When scaling this to 10k concurrent users, the simple loop above will kill your latency and your wallet. Here is what breaks and how to fix it:

1. Latency Spikes (The “Double Cost” Problem)

The Issue: A Dyad architecture inherently doubles (or triples) the token count per request because of the verification loop. The Fix:

  • Optimistic UI: Stream the “Generator’s” initial draft to the frontend immediately, but mark it as “Verifying…”. If the Verifier catches an error, update the UI with the refined version. This keeps perceived latency low.
  • Model Tiering: Use a distilled model (e.g., Llama-3-8b) for the Generator and a reasoning model (GPT-4o) ONLY for the Verifier.

2. The “Sycophancy” Loop

The Issue: Sometimes the Generator will simply agree with the Verifier without actually fixing the code, or the Verifier will get stuck in a loop of nitpicking minor details. The Fix:

  • Temperature Decay: Lower the temperature of the Generator on every retry (e.g., 0.7 -> 0.5 -> 0.1) to force convergence.
  • Divergence Penalty: In the prompt, explicitly forbid the Generator from apologizing. “Do not apologize.
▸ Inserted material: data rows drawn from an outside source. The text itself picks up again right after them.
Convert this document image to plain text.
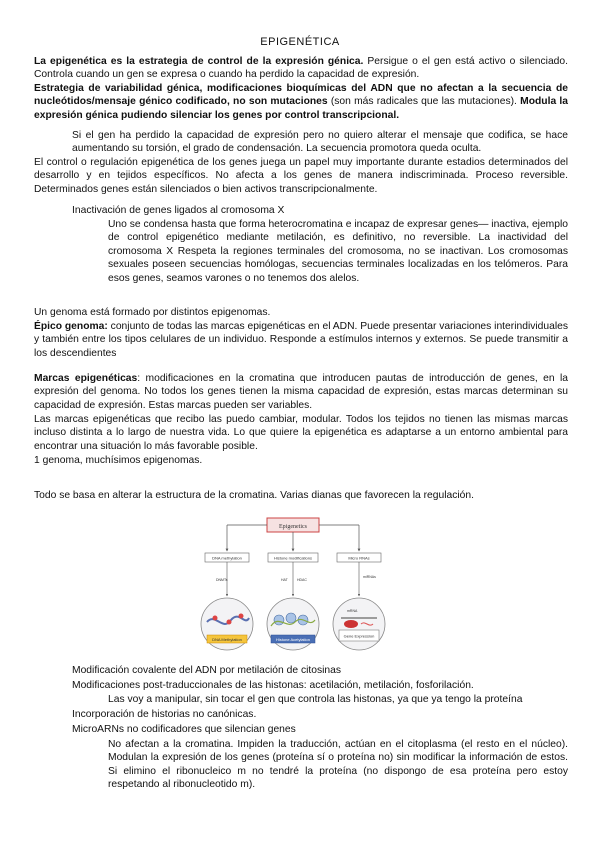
EPIGENÉTICA

La epigenética es la estrategia de control de la expresión génica. Persigue o el gen está activo o silenciado. Controla cuando un gen se expresa o cuando ha perdido la capacidad de expresión.
Estrategia de variabilidad génica, modificaciones bioquímicas del ADN que no afectan a la secuencia de nucleótidos/mensaje génico codificado, no son mutaciones (son más radicales que las mutaciones). Modula la expresión génica pudiendo silenciar los genes por control transcripcional.

Si el gen ha perdido la capacidad de expresión pero no quiero alterar el mensaje que codifica, se hace aumentando su torsión, el grado de condensación. La secuencia promotora queda oculta.

El control o regulación epigenética de los genes juega un papel muy importante durante estadios determinados del desarrollo y en tejidos específicos. No afecta a los genes de manera indiscriminada. Proceso reversible. Determinados genes están silenciados o bien activos transcripcionalmente.

Inactivación de genes ligados al cromosoma X

Uno se condensa hasta que forma heterocromatina e incapaz de expresar genes— inactiva, ejemplo de control epigenético mediante metilación, es definitivo, no reversible. La inactividad del cromosoma X Respeta la regiones terminales del cromosoma, no se inactivan. Los cromosomas sexuales poseen secuencias homólogas, secuencias terminales localizadas en los telómeros. Para esos genes, seamos varones o no tenemos dos alelos.

Un genoma está formado por distintos epigenomas.

Épico genoma: conjunto de todas las marcas epigenéticas en el ADN. Puede presentar variaciones interindividuales y también entre los tipos celulares de un individuo. Responde a estímulos internos y externos. Se puede transmitir a los descendientes

Marcas epigenéticas: modificaciones en la cromatina que introducen pautas de introducción de genes, en la expresión del genoma. No todos los genes tienen la misma capacidad de expresión, estas marcas determinan su capacidad de expresión. Estas marcas pueden ser variables.

Las marcas epigenéticas que recibo las puedo cambiar, modular. Todos los tejidos no tienen las mismas marcas incluso distinta a lo largo de nuestra vida. Lo que quiere la epigenética es adaptarse a un entorno ambiental para encontrar una situación lo más favorable posible.

1 genoma, muchísimos epigenomas.

Todo se basa en alterar la estructura de la cromatina. Varias dianas que favorecen la regulación.

Epigenetics
DNA methylation	Histone modifications	Micro RNAs
DNMTs	HAT	HDAC
miRNAs
DNA Methylation	Histone Acetylation
mRNA
Gene Expression

Modificación covalente del ADN por metilación de citosinas

Modificaciones post-traduccionales de las histonas: acetilación, metilación, fosforilación.

Las voy a manipular, sin tocar el gen que controla las histonas, ya que ya tengo la proteína

Incorporación de historias no canónicas.

MicroARNs no codificadores que silencian genes

No afectan a la cromatina. Impiden la traducción, actúan en el citoplasma (el resto en el núcleo). Modulan la expresión de los genes (proteína sí o proteína no) sin modificar la información de estos. Si elimino el ribonucleico m no tendré la proteína (no dispongo de esa proteína pero estoy respetando al ribonucleotido m).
Just output the corrected code.”

3. State Management

The Issue: If your container crashes during refinement_2, the user loses progress. The Fix:

  • Persist every step to Redis (as shown in the stack). If the process dies, the next worker can pick up the history and resume from the last critique rather than starting from scratch.

🚀 Final Verdict

The Dyad architecture is the difference between a “demo” and an “enterprise product.”

If you are building an internal tool where accuracy is paramount (e.g., Legal AI, FinTech), you must use a Dyad. The cost of extra tokens is negligible compared to the cost of a liability lawsuit from a hallucination.

Start with the code above. Add Redis persistence. Then, tune your “Verifier” prompt-that is where 80% of your system’s intelligence lives.